Tour de France 2019: Stage seven preview, prediction, start time and route from Belfort to Chalon-sur-Saone
Inevitably there will be a breakaway on a profile like this one, but the power riders will be desperate to reel them in and contest a bunch sprint
It is a little cruel on the peloton that the longest stage of this Tour de France should fall the day after the hardest so far, and it means stage seven is likely to be a low-key affair for the general classification contenders – or so they will hope.
Stage six saw Geraint Thomas take a commanding position in the GC. He has only few seconds on the majority of his rivals, but his advantage is that the next serious test for those riders chasing the yellow jersey will come in next week’s individual time-trial, a discipline in which Thomas is far better than most.
Giulio Ciccone will wear yellow for now after finishing second on Thursday and is likely to retain it here, while the impressive Julian Alaphilippe is second in the overall standings, with Thomas fourth.
Inevitably there will be a breakaway on a profile like this one, and Tim Wellens will again be desperate to be involved to scoop up the King of the Mountains points on offer in the three categorised climbs of the day, which all fall in the first half of the race, to strengthen his hold on the polka dot jersey.
The second half is hammered flat and looks set perfectly for a bunch sprint finish. It seems a tantalising opportunity too good for the sprinters to miss, and their teams will be desperate to deliver their fast guy in position to contend in Chalon-sur-Saone.
Of those who were brought to the race with the express mission of winning a flat stage, only Elia Viviani and Peter Sagan have so far delivered. For Jumbo-Visma’s Dylan Groenewegen, who crashed on stage one, and Lotto-Soudal’s Caleb Ewan, the pressure to deliver mounts with every passing day.
But when it comes to reeling in a breakaway, they are unlikely to get much help from Team Ineos and the other all-out GC contenders, meaning one of the escapees could stay out all the way to the finish.

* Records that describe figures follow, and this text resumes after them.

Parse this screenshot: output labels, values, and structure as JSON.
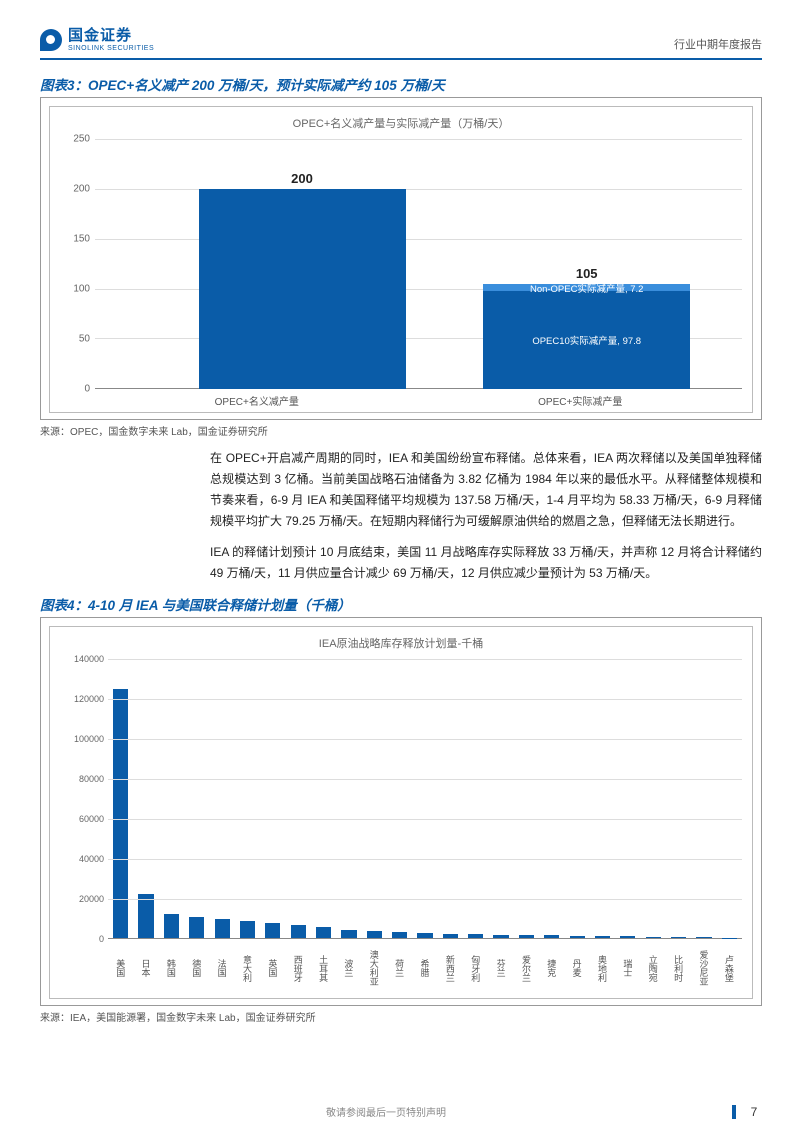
{
  "header": {
    "logo_cn": "国金证券",
    "logo_en": "SINOLINK SECURITIES",
    "doc_type": "行业中期年度报告"
  },
  "colors": {
    "brand": "#0a5ca8",
    "grid": "#dddddd",
    "axis": "#888888",
    "seg_light": "#3a8edc",
    "seg_dark": "#0a5ca8",
    "text_muted": "#666666"
  },
  "chart1": {
    "fig_label": "图表3：OPEC+名义减产 200 万桶/天，预计实际减产约 105 万桶/天",
    "subtitle": "OPEC+名义减产量与实际减产量（万桶/天）",
    "type": "bar",
    "ylim": [
      0,
      250
    ],
    "ytick_step": 50,
    "yticks": [
      0,
      50,
      100,
      150,
      200,
      250
    ],
    "categories": [
      "OPEC+名义减产量",
      "OPEC+实际减产量"
    ],
    "bars": [
      {
        "total": 200,
        "total_label": "200",
        "segments": [
          {
            "value": 200,
            "color": "#0a5ca8"
          }
        ]
      },
      {
        "total": 105,
        "total_label": "105",
        "segments": [
          {
            "value": 97.8,
            "color": "#0a5ca8",
            "label": "OPEC10实际减产量, 97.8"
          },
          {
            "value": 7.2,
            "color": "#3a8edc",
            "label": "Non-OPEC实际减产量, 7.2"
          }
        ]
      }
    ],
    "bar_width_pct": 32,
    "bar_positions_pct": [
      16,
      60
    ],
    "source": "来源：OPEC，国金数字未来 Lab，国金证券研究所"
  },
  "paragraphs": [
    "在 OPEC+开启减产周期的同时，IEA 和美国纷纷宣布释储。总体来看，IEA 两次释储以及美国单独释储总规模达到 3 亿桶。当前美国战略石油储备为 3.82 亿桶为 1984 年以来的最低水平。从释储整体规模和节奏来看，6-9 月 IEA 和美国释储平均规模为 137.58 万桶/天，1-4 月平均为 58.33 万桶/天，6-9 月释储规模平均扩大 79.25 万桶/天。在短期内释储行为可缓解原油供给的燃眉之急，但释储无法长期进行。",
    "IEA 的释储计划预计 10 月底结束，美国 11 月战略库存实际释放 33 万桶/天，并声称 12 月将合计释储约 49 万桶/天，11 月供应量合计减少 69 万桶/天，12 月供应减少量预计为 53 万桶/天。"
  ],
  "chart2": {
    "fig_label": "图表4：4-10 月 IEA 与美国联合释储计划量（千桶）",
    "subtitle": "IEA原油战略库存释放计划量-千桶",
    "type": "bar",
    "ylim": [
      0,
      140000
    ],
    "ytick_step": 20000,
    "yticks": [
      0,
      20000,
      40000,
      60000,
      80000,
      100000,
      120000,
      140000
    ],
    "categories": [
      "美国",
      "日本",
      "韩国",
      "德国",
      "法国",
      "意大利",
      "英国",
      "西班牙",
      "土耳其",
      "波兰",
      "澳大利亚",
      "荷兰",
      "希腊",
      "新西兰",
      "匈牙利",
      "芬兰",
      "爱尔兰",
      "捷克",
      "丹麦",
      "奥地利",
      "瑞士",
      "立陶宛",
      "比利时",
      "爱沙尼亚",
      "卢森堡"
    ],
    "values": [
      125000,
      22000,
      12000,
      10500,
      9500,
      8500,
      7500,
      6500,
      5500,
      4000,
      3500,
      3000,
      2500,
      2200,
      2000,
      1800,
      1600,
      1400,
      1200,
      1000,
      900,
      700,
      700,
      500,
      300
    ],
    "bar_color": "#0a5ca8",
    "source": "来源：IEA，美国能源署，国金数字未来 Lab，国金证券研究所"
  },
  "footer": {
    "disclaimer": "敬请参阅最后一页特别声明",
    "page": "7"
  }
}
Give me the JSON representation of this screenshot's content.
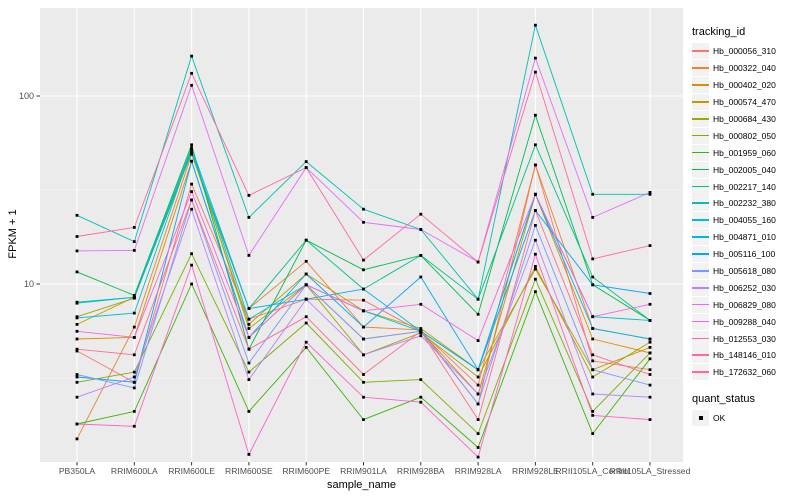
{
  "chart_data": {
    "type": "line",
    "title": "",
    "xlabel": "sample_name",
    "ylabel": "FPKM + 1",
    "y_scale": "log10",
    "y_ticks": [
      100,
      10
    ],
    "y_minor_gridlines": [
      31.62,
      3.162
    ],
    "ylim": [
      1.07,
      295
    ],
    "grid": true,
    "panel_bg": "#EBEBEB",
    "grid_color": "#FFFFFF",
    "point_shape": "square",
    "point_color": "#000000",
    "categories": [
      "PB350LA",
      "RRIM600LA",
      "RRIM600LE",
      "RRIM600SE",
      "RRIM600PE",
      "RRIM901LA",
      "RRIM928BA",
      "RRIM928LA",
      "RRIM928LE",
      "RRII105LA_Control",
      "RRII105LA_Stressed"
    ],
    "legend": {
      "title": "tracking_id",
      "position": "right"
    },
    "quant_status": {
      "title": "quant_status",
      "items": [
        {
          "label": "OK",
          "shape": "square",
          "color": "#000000"
        }
      ]
    },
    "series": [
      {
        "name": "Hb_000056_310",
        "color": "#F8766D",
        "values": [
          4.4,
          3.0,
          34,
          6.5,
          8.3,
          8.2,
          5.6,
          2.9,
          43,
          3.9,
          3.5
        ]
      },
      {
        "name": "Hb_000322_040",
        "color": "#EA8331",
        "values": [
          1.5,
          5.9,
          49,
          7.4,
          13.2,
          5.9,
          5.7,
          2.3,
          43,
          5.8,
          5.1
        ]
      },
      {
        "name": "Hb_000402_020",
        "color": "#D89000",
        "values": [
          5.1,
          5.2,
          45,
          5.2,
          9.9,
          5.1,
          5.6,
          2.6,
          30,
          5.1,
          4.3
        ]
      },
      {
        "name": "Hb_000574_470",
        "color": "#C09B00",
        "values": [
          6.1,
          8.5,
          50,
          6.1,
          11.3,
          7.2,
          5.8,
          3.5,
          12,
          3.5,
          4.6
        ]
      },
      {
        "name": "Hb_000684_430",
        "color": "#A3A500",
        "values": [
          6.7,
          8.4,
          52,
          5.8,
          9.9,
          4.2,
          5.5,
          3.2,
          12.4,
          3.2,
          4.9
        ]
      },
      {
        "name": "Hb_000802_050",
        "color": "#7CAE00",
        "values": [
          3.0,
          3.4,
          14.5,
          3.4,
          6.2,
          3.0,
          3.1,
          1.6,
          10.6,
          2.1,
          4.3
        ]
      },
      {
        "name": "Hb_001959_060",
        "color": "#39B600",
        "values": [
          1.8,
          2.1,
          10,
          2.1,
          4.6,
          1.9,
          2.5,
          1.35,
          9.1,
          1.6,
          4.0
        ]
      },
      {
        "name": "Hb_002005_040",
        "color": "#00BB4E",
        "values": [
          11.6,
          8.7,
          55,
          4.5,
          17.1,
          11.9,
          14.2,
          6.9,
          79,
          9.9,
          6.4
        ]
      },
      {
        "name": "Hb_002217_140",
        "color": "#00C087",
        "values": [
          8.0,
          8.5,
          50,
          7.4,
          17.1,
          9.4,
          14.2,
          8.3,
          55,
          10.9,
          6.4
        ]
      },
      {
        "name": "Hb_002232_380",
        "color": "#00C0B2",
        "values": [
          23.2,
          16.8,
          163,
          22.6,
          44.8,
          25,
          19.5,
          8.3,
          238,
          30,
          30
        ]
      },
      {
        "name": "Hb_004055_160",
        "color": "#00BDD4",
        "values": [
          6.6,
          7.0,
          52,
          6.5,
          9.9,
          7.2,
          5.6,
          3.5,
          30,
          6.7,
          6.4
        ]
      },
      {
        "name": "Hb_004871_010",
        "color": "#00B5EC",
        "values": [
          7.9,
          8.5,
          53,
          7.4,
          8.3,
          9.4,
          5.6,
          3.5,
          30,
          5.8,
          5.1
        ]
      },
      {
        "name": "Hb_005116_100",
        "color": "#00A7FC",
        "values": [
          3.2,
          3.0,
          45,
          5.2,
          11.3,
          5.9,
          10.9,
          3.5,
          24.6,
          9.9,
          8.9
        ]
      },
      {
        "name": "Hb_005618_080",
        "color": "#7F96FF",
        "values": [
          3.3,
          2.8,
          28,
          3.8,
          9.9,
          5.1,
          5.6,
          2.3,
          20.5,
          3.5,
          2.9
        ]
      },
      {
        "name": "Hb_006252_030",
        "color": "#BC81FF",
        "values": [
          2.5,
          3.2,
          25,
          3.1,
          8.3,
          4.2,
          5.3,
          2.6,
          17.1,
          2.6,
          2.5
        ]
      },
      {
        "name": "Hb_006829_080",
        "color": "#E26EF7",
        "values": [
          15.0,
          15.1,
          114,
          14.2,
          41.6,
          21.3,
          19.5,
          13.1,
          159,
          22.6,
          30.7
        ]
      },
      {
        "name": "Hb_009288_040",
        "color": "#F763E0",
        "values": [
          5.6,
          5.2,
          31,
          5.2,
          9.9,
          7.2,
          7.8,
          5.0,
          30,
          6.7,
          7.8
        ]
      },
      {
        "name": "Hb_012553_030",
        "color": "#FF61C7",
        "values": [
          1.8,
          1.75,
          12.6,
          1.24,
          4.9,
          2.5,
          2.35,
          1.2,
          14.4,
          2.0,
          1.9
        ]
      },
      {
        "name": "Hb_148146_010",
        "color": "#FF67A9",
        "values": [
          17.9,
          20,
          132,
          29.6,
          41.6,
          13.4,
          23.5,
          13.1,
          134,
          13.6,
          16
        ]
      },
      {
        "name": "Hb_172632_060",
        "color": "#FF6C91",
        "values": [
          4.5,
          4.2,
          28,
          4.5,
          6.7,
          3.3,
          5.6,
          1.9,
          24.6,
          4.2,
          3.3
        ]
      }
    ]
  }
}
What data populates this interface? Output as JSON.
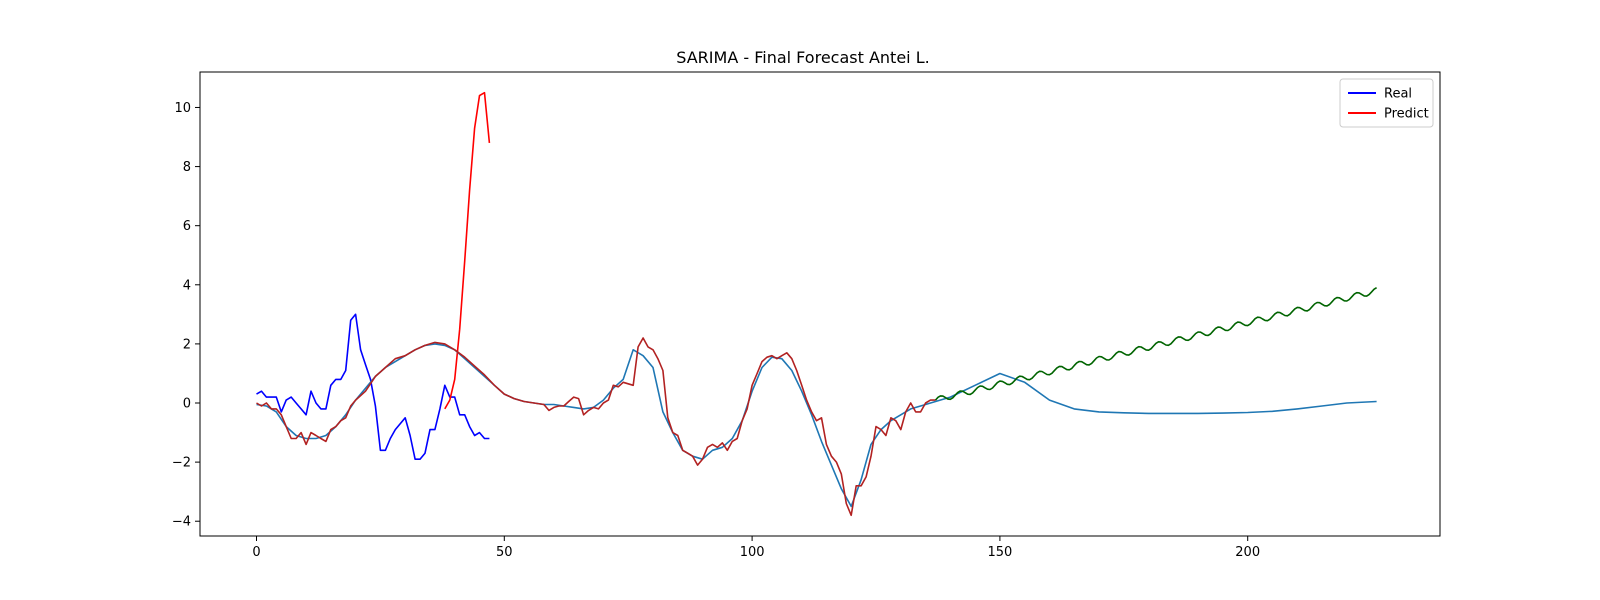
{
  "chart_data": {
    "type": "line",
    "title": "SARIMA - Final Forecast Antei L.",
    "xlim": [
      -11.4,
      238.8
    ],
    "ylim": [
      -4.5,
      11.2
    ],
    "xticks": [
      0,
      50,
      100,
      150,
      200
    ],
    "yticks": [
      -4,
      -2,
      0,
      2,
      4,
      6,
      8,
      10
    ],
    "legend": {
      "placement": "top-right",
      "entries": [
        "Real",
        "Predict"
      ]
    },
    "series": [
      {
        "name": "Real",
        "color": "#0000ff",
        "x": [
          0,
          1,
          2,
          3,
          4,
          5,
          6,
          7,
          8,
          9,
          10,
          11,
          12,
          13,
          14,
          15,
          16,
          17,
          18,
          19,
          20,
          21,
          22,
          23,
          24,
          25,
          26,
          27,
          28,
          29,
          30,
          31,
          32,
          33,
          34,
          35,
          36,
          37,
          38,
          39,
          40,
          41,
          42,
          43,
          44,
          45,
          46,
          47
        ],
        "y": [
          0.3,
          0.4,
          0.2,
          0.2,
          0.2,
          -0.3,
          0.1,
          0.2,
          0.0,
          -0.2,
          -0.4,
          0.4,
          0.0,
          -0.2,
          -0.2,
          0.6,
          0.8,
          0.8,
          1.1,
          2.8,
          3.0,
          1.8,
          1.3,
          0.8,
          -0.1,
          -1.6,
          -1.6,
          -1.2,
          -0.9,
          -0.7,
          -0.5,
          -1.1,
          -1.9,
          -1.9,
          -1.7,
          -0.9,
          -0.9,
          -0.2,
          0.6,
          0.2,
          0.2,
          -0.4,
          -0.4,
          -0.8,
          -1.1,
          -1.0,
          -1.2,
          -1.2
        ]
      },
      {
        "name": "Predict",
        "color": "#ff0000",
        "x": [
          38,
          39,
          40,
          41,
          42,
          43,
          44,
          45,
          46,
          47
        ],
        "y": [
          -0.2,
          0.1,
          0.8,
          2.5,
          4.8,
          7.2,
          9.3,
          10.4,
          10.5,
          8.8
        ]
      },
      {
        "name": "",
        "color": "#1f77b4",
        "x": [
          0,
          2,
          4,
          6,
          8,
          10,
          12,
          14,
          16,
          18,
          20,
          22,
          24,
          26,
          28,
          30,
          32,
          34,
          36,
          38,
          40,
          42,
          44,
          46,
          48,
          50,
          52,
          54,
          56,
          58,
          60,
          62,
          64,
          66,
          68,
          70,
          72,
          74,
          76,
          78,
          80,
          82,
          84,
          86,
          88,
          90,
          92,
          94,
          96,
          98,
          100,
          102,
          104,
          106,
          108,
          110,
          112,
          114,
          116,
          118,
          120,
          122,
          124,
          126,
          128,
          130,
          132,
          134,
          136,
          140,
          145,
          150,
          155,
          160,
          165,
          170,
          175,
          180,
          185,
          190,
          195,
          200,
          205,
          210,
          215,
          220,
          226
        ],
        "y": [
          -0.05,
          -0.1,
          -0.3,
          -0.8,
          -1.1,
          -1.2,
          -1.2,
          -1.1,
          -0.8,
          -0.4,
          0.1,
          0.5,
          0.9,
          1.2,
          1.4,
          1.6,
          1.8,
          1.95,
          2.0,
          1.95,
          1.8,
          1.5,
          1.2,
          0.9,
          0.6,
          0.3,
          0.15,
          0.05,
          0.0,
          -0.05,
          -0.05,
          -0.1,
          -0.15,
          -0.2,
          -0.15,
          0.1,
          0.5,
          0.8,
          1.8,
          1.6,
          1.2,
          -0.3,
          -1.0,
          -1.6,
          -1.8,
          -1.9,
          -1.6,
          -1.5,
          -1.2,
          -0.6,
          0.4,
          1.2,
          1.55,
          1.5,
          1.1,
          0.4,
          -0.4,
          -1.3,
          -2.1,
          -2.9,
          -3.5,
          -2.6,
          -1.4,
          -0.9,
          -0.6,
          -0.4,
          -0.2,
          -0.1,
          0.0,
          0.2,
          0.6,
          1.0,
          0.7,
          0.1,
          -0.2,
          -0.3,
          -0.33,
          -0.35,
          -0.35,
          -0.35,
          -0.34,
          -0.32,
          -0.28,
          -0.2,
          -0.1,
          0.0,
          0.05
        ]
      },
      {
        "name": "",
        "color": "#b22222",
        "x": [
          0,
          1,
          2,
          3,
          4,
          5,
          6,
          7,
          8,
          9,
          10,
          11,
          12,
          13,
          14,
          15,
          16,
          17,
          18,
          19,
          20,
          22,
          24,
          26,
          28,
          30,
          32,
          34,
          36,
          38,
          40,
          42,
          44,
          46,
          48,
          50,
          52,
          54,
          56,
          58,
          59,
          60,
          61,
          62,
          63,
          64,
          65,
          66,
          67,
          68,
          69,
          70,
          71,
          72,
          73,
          74,
          75,
          76,
          77,
          78,
          79,
          80,
          81,
          82,
          83,
          84,
          85,
          86,
          87,
          88,
          89,
          90,
          91,
          92,
          93,
          94,
          95,
          96,
          97,
          98,
          99,
          100,
          101,
          102,
          103,
          104,
          105,
          106,
          107,
          108,
          109,
          110,
          111,
          112,
          113,
          114,
          115,
          116,
          117,
          118,
          119,
          120,
          121,
          122,
          123,
          124,
          125,
          126,
          127,
          128,
          129,
          130,
          131,
          132,
          133,
          134,
          135,
          136,
          137
        ],
        "y": [
          0.0,
          -0.1,
          0.0,
          -0.2,
          -0.2,
          -0.4,
          -0.8,
          -1.2,
          -1.2,
          -1.0,
          -1.4,
          -1.0,
          -1.1,
          -1.2,
          -1.3,
          -0.9,
          -0.8,
          -0.6,
          -0.5,
          -0.1,
          0.1,
          0.4,
          0.9,
          1.2,
          1.5,
          1.6,
          1.8,
          1.95,
          2.05,
          2.0,
          1.8,
          1.55,
          1.25,
          0.95,
          0.6,
          0.3,
          0.15,
          0.05,
          0.0,
          -0.05,
          -0.25,
          -0.15,
          -0.1,
          -0.1,
          0.05,
          0.2,
          0.15,
          -0.4,
          -0.25,
          -0.15,
          -0.2,
          0.0,
          0.1,
          0.6,
          0.55,
          0.7,
          0.65,
          0.6,
          1.9,
          2.2,
          1.9,
          1.8,
          1.5,
          1.1,
          -0.5,
          -1.0,
          -1.1,
          -1.6,
          -1.7,
          -1.8,
          -2.1,
          -1.9,
          -1.5,
          -1.4,
          -1.5,
          -1.35,
          -1.6,
          -1.3,
          -1.2,
          -0.6,
          -0.2,
          0.6,
          1.0,
          1.4,
          1.55,
          1.6,
          1.5,
          1.6,
          1.7,
          1.5,
          1.1,
          0.6,
          0.1,
          -0.3,
          -0.6,
          -0.5,
          -1.4,
          -1.8,
          -2.0,
          -2.4,
          -3.4,
          -3.8,
          -2.8,
          -2.8,
          -2.5,
          -1.8,
          -0.8,
          -0.9,
          -1.1,
          -0.5,
          -0.6,
          -0.9,
          -0.3,
          0.0,
          -0.3,
          -0.3,
          0.0,
          0.1,
          0.1
        ]
      },
      {
        "name": "",
        "color": "#006400",
        "x": [
          137,
          226
        ],
        "y": [
          0.1,
          3.8
        ]
      }
    ]
  }
}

In that situation a breakaway specialist like Thomas De Gendt or Steve Cummings could profit.
Elia Viviani – After his supreme victory on stage four, Viviani is full of confidence and has the lead-out train via his Quick-Step teammates to be well positioned at the finish. ****
Dylan Groenewegen – All the frustrations of this opening week would be blown away by victory on stage seven for Groenewegen. ***
Caleb Ewan – The Australian is yet to show his form from the Giro d’Italia but don’t discount Lotto-Soudal to set him up for the win here. **
Peter Sagan – When there’s a bunch sprint, you never discount Sagan, although this is the kind of stage in which he has historically finished second of third, rather than the rolling profile which he conquered on stage five. **
Steve Cummings – The Dimension Data rider has said he is targeting a stage win at this Tour and perhaps this is a day he has his eye on. If he’s in the break and it stays away, he will be right in his comfort zone. *
What time does it start?
The stage is scheduled to start at around 10.30am BST, an early start for a long day in the saddle.